Dorothea Brummerloh

freie Journalistin

Reportagereise Tur Abdin 2014

Im November 2014 war ich auf einer Reportagereise in das Gebiet des Tur Abdin. Der „Berg der Knechte (Gottes)“ ist eine Gebirgslandschaft in Anatolien, im Südosten der Türkei und grenzt im Süden unmittelbar an Syrien und im Südosten an den Irak.
 
Gemeinsam mit Israyil und Manuel Uyar bin ich durch das Gebiet des Tur Abdin gefahren und haben mich auf Straßen, die diese Bezeichnung nicht verdient haben, durch das auf 1000 bis 1200 Meter gelegenen Hochplateau gekämpft, um zu den vielen Kleinodien und bedeutsamen Klöstern der Aramäer zu gelangen. In den Kirchen wird vor allem das klassische Syrisch benutzt und so nennt man sie auch syrische Christen (Suryoye).
 
Auf unserem Weg durch Land ging es durch karges Karstgebirge, in denen außer Ziegenhirten fast niemand zu sehen war. Es ist eine Landschaft aus wasserdurchlässigen Kalkgestein, in denen sich viele Höhlen bilden, die durch bizarrere Felsformation, einzelne Basaltblöcke und riesige Gesteinsbrocken mit scharfen Kanten geprägt wird.
 
Auf den Feldern sieht man Bauern mit winzigen, altersschwachen Traktoren, aber auch moderne landwirtschaftliche Geräte und Bauern, die mit einem Pferd oder Esel das handtuchgroße Feld pflügen.

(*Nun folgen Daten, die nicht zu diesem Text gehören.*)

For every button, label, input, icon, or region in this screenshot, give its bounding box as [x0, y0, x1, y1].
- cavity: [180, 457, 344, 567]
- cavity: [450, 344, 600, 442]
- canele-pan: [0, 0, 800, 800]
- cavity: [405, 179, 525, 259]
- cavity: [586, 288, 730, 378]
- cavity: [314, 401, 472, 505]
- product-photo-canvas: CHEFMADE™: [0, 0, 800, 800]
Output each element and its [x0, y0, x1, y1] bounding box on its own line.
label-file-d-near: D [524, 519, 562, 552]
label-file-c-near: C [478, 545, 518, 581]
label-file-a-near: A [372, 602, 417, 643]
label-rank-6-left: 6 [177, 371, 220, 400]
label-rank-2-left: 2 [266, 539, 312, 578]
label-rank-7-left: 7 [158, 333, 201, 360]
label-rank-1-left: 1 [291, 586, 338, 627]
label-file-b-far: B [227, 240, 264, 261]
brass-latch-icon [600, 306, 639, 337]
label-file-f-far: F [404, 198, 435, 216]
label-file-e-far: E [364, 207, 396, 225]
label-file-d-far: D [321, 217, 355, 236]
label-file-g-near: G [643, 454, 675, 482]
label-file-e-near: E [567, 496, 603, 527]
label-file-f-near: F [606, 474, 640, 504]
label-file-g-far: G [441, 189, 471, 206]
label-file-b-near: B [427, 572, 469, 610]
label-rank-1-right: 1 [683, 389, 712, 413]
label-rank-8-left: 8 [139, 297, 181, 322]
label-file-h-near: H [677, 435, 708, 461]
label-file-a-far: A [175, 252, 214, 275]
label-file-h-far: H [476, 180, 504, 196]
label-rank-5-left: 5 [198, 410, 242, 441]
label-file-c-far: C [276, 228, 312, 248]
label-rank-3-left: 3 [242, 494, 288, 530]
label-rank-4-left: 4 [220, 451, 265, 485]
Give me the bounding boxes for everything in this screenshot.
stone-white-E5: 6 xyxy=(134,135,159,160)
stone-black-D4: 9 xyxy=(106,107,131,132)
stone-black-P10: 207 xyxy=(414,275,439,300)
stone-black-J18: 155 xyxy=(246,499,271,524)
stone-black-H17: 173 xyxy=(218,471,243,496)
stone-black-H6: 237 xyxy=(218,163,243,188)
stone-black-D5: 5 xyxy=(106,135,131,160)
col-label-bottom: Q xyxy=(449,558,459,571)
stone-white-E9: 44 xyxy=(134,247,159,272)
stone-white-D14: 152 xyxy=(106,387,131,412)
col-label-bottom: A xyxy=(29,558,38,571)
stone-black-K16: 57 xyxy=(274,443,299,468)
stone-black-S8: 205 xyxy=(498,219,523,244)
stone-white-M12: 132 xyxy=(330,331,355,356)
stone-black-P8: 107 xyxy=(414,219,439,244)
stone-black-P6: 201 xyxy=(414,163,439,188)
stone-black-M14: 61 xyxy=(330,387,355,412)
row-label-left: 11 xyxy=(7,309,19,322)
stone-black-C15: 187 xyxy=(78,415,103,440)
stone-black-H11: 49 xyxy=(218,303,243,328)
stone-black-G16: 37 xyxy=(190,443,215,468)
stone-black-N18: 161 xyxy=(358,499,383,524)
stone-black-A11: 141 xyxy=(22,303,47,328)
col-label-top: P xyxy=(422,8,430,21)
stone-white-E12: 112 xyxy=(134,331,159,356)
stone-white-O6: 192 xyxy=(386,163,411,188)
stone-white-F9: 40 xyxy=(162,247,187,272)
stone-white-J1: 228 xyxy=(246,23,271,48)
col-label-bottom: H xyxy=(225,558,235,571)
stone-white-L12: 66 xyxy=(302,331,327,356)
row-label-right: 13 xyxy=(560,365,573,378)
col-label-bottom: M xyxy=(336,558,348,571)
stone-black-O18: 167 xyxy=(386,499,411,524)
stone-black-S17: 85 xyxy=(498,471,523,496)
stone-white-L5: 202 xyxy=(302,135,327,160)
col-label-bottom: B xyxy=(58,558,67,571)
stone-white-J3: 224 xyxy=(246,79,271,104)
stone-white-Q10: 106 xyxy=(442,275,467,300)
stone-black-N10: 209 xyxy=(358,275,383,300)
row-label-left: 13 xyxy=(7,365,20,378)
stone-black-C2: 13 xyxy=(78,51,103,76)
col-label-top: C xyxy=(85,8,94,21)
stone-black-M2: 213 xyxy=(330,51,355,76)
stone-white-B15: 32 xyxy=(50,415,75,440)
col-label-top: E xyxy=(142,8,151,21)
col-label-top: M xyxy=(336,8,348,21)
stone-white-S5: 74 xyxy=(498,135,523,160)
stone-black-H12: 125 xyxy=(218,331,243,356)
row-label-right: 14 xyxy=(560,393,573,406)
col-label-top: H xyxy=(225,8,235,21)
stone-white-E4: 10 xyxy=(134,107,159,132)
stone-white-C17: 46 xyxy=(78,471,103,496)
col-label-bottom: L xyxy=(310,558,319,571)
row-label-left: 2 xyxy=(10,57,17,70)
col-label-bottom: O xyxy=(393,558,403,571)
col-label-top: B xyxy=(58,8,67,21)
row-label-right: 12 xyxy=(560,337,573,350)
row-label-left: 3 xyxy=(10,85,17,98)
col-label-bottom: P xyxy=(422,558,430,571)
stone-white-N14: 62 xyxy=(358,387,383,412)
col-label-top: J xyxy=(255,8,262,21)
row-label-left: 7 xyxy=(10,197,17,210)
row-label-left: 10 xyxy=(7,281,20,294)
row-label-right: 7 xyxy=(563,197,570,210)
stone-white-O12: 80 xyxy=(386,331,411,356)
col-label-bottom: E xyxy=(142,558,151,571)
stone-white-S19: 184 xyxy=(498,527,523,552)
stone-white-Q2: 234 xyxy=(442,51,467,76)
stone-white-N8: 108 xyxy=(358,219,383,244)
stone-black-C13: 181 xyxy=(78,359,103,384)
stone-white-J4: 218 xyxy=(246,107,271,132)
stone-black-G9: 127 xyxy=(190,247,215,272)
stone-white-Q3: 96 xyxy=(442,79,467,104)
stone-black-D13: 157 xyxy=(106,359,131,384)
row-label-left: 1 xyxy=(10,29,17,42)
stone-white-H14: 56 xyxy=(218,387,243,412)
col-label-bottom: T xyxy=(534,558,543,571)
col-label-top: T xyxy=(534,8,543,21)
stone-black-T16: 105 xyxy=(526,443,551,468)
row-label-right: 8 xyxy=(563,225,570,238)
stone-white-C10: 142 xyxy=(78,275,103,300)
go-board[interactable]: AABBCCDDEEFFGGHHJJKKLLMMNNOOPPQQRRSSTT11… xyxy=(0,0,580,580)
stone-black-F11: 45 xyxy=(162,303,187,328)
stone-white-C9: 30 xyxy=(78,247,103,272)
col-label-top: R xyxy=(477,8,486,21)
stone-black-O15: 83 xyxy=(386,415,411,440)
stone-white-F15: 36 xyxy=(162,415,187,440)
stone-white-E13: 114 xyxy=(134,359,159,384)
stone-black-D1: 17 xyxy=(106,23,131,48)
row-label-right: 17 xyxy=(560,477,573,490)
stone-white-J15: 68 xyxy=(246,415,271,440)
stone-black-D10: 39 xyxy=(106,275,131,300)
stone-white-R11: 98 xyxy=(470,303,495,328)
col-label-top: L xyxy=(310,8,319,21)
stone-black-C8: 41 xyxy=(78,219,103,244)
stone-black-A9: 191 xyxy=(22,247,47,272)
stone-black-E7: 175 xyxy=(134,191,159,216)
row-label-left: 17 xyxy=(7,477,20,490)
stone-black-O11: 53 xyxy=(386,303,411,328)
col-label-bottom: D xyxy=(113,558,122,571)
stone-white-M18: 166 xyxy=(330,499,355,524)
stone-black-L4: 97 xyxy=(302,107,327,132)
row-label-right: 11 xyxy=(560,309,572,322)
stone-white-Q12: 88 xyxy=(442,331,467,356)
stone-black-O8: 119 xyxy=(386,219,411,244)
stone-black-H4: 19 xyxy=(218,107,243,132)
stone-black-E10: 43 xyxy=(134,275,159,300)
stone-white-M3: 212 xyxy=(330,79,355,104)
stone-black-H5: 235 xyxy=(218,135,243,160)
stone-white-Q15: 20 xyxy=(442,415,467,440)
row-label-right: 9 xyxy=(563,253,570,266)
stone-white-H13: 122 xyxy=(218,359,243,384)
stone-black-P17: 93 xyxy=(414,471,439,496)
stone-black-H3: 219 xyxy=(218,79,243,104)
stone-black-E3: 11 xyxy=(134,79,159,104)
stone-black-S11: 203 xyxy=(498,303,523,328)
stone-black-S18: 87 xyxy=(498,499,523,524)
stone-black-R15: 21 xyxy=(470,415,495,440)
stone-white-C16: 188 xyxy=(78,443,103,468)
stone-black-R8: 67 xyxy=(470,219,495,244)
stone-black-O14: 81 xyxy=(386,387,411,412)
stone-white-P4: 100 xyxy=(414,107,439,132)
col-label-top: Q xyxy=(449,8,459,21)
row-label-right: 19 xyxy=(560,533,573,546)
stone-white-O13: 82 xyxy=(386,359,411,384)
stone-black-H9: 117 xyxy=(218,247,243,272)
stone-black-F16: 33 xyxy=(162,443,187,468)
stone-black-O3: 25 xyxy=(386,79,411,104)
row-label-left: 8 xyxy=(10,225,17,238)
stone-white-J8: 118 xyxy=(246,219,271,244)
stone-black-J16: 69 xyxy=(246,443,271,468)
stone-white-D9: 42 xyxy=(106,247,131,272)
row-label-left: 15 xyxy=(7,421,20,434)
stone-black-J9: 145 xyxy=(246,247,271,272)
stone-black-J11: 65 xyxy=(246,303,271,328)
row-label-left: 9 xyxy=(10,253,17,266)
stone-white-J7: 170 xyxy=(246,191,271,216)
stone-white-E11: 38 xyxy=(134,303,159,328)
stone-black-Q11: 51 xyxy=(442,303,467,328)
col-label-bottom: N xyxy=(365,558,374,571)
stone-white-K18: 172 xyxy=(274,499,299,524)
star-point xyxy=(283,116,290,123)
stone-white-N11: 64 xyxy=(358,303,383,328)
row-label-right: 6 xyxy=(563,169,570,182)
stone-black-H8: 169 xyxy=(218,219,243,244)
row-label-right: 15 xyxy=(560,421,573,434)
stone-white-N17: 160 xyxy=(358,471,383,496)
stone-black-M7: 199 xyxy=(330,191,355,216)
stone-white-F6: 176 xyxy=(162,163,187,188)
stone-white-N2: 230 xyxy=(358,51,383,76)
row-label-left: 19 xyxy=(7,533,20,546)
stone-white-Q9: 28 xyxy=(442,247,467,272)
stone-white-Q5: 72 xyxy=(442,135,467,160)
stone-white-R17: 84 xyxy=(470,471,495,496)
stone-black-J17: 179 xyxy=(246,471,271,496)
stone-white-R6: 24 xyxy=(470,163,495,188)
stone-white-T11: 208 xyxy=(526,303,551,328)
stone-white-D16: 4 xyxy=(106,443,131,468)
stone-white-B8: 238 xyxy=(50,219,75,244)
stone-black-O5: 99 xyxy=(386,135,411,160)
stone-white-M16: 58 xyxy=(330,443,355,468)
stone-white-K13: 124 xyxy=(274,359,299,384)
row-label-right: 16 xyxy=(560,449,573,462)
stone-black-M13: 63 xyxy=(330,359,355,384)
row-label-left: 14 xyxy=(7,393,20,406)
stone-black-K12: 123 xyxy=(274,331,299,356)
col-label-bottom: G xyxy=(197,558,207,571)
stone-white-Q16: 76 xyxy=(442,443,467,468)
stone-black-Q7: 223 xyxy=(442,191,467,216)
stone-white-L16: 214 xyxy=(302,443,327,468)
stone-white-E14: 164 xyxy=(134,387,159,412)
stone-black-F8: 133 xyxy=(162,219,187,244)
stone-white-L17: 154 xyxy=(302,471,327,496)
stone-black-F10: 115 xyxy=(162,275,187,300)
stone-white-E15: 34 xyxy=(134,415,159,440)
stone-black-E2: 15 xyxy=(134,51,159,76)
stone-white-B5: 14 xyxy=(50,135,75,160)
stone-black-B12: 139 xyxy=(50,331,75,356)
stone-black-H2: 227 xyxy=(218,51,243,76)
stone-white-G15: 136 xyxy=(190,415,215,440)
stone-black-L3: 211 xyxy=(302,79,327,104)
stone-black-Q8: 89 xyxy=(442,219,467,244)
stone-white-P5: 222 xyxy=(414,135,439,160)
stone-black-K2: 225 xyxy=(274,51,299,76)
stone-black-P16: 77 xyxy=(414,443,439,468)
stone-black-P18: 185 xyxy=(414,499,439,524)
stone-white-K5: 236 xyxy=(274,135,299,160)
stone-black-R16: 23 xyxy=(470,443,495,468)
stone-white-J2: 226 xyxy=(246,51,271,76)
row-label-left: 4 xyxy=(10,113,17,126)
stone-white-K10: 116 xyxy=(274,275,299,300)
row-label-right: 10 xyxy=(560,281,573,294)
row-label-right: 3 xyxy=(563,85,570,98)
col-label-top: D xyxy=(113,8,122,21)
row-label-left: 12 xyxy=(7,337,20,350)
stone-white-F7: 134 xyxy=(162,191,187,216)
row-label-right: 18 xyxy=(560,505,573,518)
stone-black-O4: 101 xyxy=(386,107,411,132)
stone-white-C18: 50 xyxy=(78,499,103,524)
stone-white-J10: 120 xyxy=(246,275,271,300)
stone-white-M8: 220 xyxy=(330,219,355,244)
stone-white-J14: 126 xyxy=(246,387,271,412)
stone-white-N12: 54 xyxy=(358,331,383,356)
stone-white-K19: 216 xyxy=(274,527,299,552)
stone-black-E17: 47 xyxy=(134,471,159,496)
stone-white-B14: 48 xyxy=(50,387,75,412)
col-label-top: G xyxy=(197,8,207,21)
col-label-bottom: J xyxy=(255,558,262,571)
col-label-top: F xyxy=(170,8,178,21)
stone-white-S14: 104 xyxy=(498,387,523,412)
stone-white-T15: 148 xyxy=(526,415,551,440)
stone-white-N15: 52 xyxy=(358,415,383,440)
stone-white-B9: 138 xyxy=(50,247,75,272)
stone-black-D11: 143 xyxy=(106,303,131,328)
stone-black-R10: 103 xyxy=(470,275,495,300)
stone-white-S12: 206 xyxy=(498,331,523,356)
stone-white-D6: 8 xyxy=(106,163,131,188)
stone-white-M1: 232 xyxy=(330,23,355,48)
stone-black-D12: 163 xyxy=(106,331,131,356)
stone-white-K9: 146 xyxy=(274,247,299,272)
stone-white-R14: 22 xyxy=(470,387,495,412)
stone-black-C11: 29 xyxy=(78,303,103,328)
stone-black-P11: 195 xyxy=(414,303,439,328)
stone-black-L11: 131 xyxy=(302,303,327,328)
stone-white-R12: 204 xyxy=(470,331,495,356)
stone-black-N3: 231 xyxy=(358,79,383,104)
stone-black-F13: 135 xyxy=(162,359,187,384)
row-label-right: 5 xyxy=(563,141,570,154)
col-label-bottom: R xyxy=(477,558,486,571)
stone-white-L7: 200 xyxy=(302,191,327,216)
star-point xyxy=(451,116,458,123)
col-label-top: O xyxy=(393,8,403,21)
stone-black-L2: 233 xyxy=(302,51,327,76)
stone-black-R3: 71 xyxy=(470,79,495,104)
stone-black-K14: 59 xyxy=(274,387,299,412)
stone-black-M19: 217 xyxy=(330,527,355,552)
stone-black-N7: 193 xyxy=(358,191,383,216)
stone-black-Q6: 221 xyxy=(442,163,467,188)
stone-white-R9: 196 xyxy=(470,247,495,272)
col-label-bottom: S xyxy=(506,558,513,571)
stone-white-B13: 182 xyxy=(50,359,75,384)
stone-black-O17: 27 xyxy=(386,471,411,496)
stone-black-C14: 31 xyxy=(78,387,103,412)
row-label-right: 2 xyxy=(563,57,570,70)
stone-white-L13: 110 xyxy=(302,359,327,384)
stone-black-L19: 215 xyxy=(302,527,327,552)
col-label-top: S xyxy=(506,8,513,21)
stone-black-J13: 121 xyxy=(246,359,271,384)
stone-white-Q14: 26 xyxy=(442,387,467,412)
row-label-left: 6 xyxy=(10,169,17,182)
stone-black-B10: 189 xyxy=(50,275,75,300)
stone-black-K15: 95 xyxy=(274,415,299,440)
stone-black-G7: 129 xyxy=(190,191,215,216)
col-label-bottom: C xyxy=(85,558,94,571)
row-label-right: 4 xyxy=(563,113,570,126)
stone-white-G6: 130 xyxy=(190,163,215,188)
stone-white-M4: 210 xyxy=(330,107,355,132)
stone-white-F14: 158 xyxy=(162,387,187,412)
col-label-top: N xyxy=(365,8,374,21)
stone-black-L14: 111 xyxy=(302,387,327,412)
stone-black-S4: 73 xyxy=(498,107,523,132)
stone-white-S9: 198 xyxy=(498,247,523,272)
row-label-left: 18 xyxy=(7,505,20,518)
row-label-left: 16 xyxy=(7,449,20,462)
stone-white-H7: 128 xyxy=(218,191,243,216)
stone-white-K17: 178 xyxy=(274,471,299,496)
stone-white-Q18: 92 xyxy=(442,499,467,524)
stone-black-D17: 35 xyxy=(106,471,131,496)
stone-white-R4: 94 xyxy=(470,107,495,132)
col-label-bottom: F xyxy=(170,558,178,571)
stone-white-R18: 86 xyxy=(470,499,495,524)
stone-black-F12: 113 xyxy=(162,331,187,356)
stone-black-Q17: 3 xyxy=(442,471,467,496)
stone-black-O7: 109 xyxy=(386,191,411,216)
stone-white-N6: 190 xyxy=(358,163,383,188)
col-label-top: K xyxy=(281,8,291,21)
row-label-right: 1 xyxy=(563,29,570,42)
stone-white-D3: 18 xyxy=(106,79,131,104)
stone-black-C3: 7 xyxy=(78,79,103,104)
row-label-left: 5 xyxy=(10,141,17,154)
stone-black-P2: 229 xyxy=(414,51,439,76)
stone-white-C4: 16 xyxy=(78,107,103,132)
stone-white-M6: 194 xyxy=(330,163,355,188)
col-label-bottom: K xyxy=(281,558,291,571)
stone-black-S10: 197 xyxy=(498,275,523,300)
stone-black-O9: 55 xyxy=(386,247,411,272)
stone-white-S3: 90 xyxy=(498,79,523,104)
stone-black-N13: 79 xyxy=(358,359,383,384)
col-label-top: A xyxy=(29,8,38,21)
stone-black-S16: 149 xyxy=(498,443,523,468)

Angebaut werden Weizen, Gerste, Hirse, Kichererbsen, aber auch Melonen, Kürbisse, Gurken, Tomaten. Es gibt Olivenhaine und Obstgärten, in denen man Kirschen, Walnüsse, Granatäpfel, Feigen, Aprikosen erntet. Und auch Weinstöcke findet man: Im Tur Abdin soll es 17 verschiedene Traubensorten, aus denen Wein, Rosinen und verschiedene Süßigkeiten hergestellt werden. Meist aber überwiegt die Weidewirtschaft. Schafe und Ziegen werden frühmorgens vom Hirten durchs Dorf getrieben, um sie zu sammeln und dann den täglichen Weidegang zu unternehmen.
 
Nach dem Exodus im 20. Jahrhundert siedeln heute im Tur Abdin nur noch wenige tausend Aramäer. Die Bevölkerung im Tur Abdin ist heute sehr stark gemischt: Es leben hier Aramäer, Kurden, Araber und Türken.
 
Die christlichen Aramäer im Tur Abdin sprechen im Alltag die Sprache Jesu, einen aramäischen Dialekt, der heute als Turyoyo bezeichnet wird. Sie tragen diese Tradition von den ersten Anfängen der Christenheit bis in die heutige Zeit. Und ihre Klöster zeugen davon: Zu den ältesten, noch heute bestehenden Klöstern gehört Mor Gabriel aus dem späten 4. Jahrhundert, sowie das Kloster Zafaran aus dem 5. Jahrhundert. Weitere noch genutzte Klöster sind Mor Malke, das Mutter-Gottes-Kloster in Hah, Mor Augin und das Jakobskloster Mor Yakob in Salah, die ich alle besucht habe.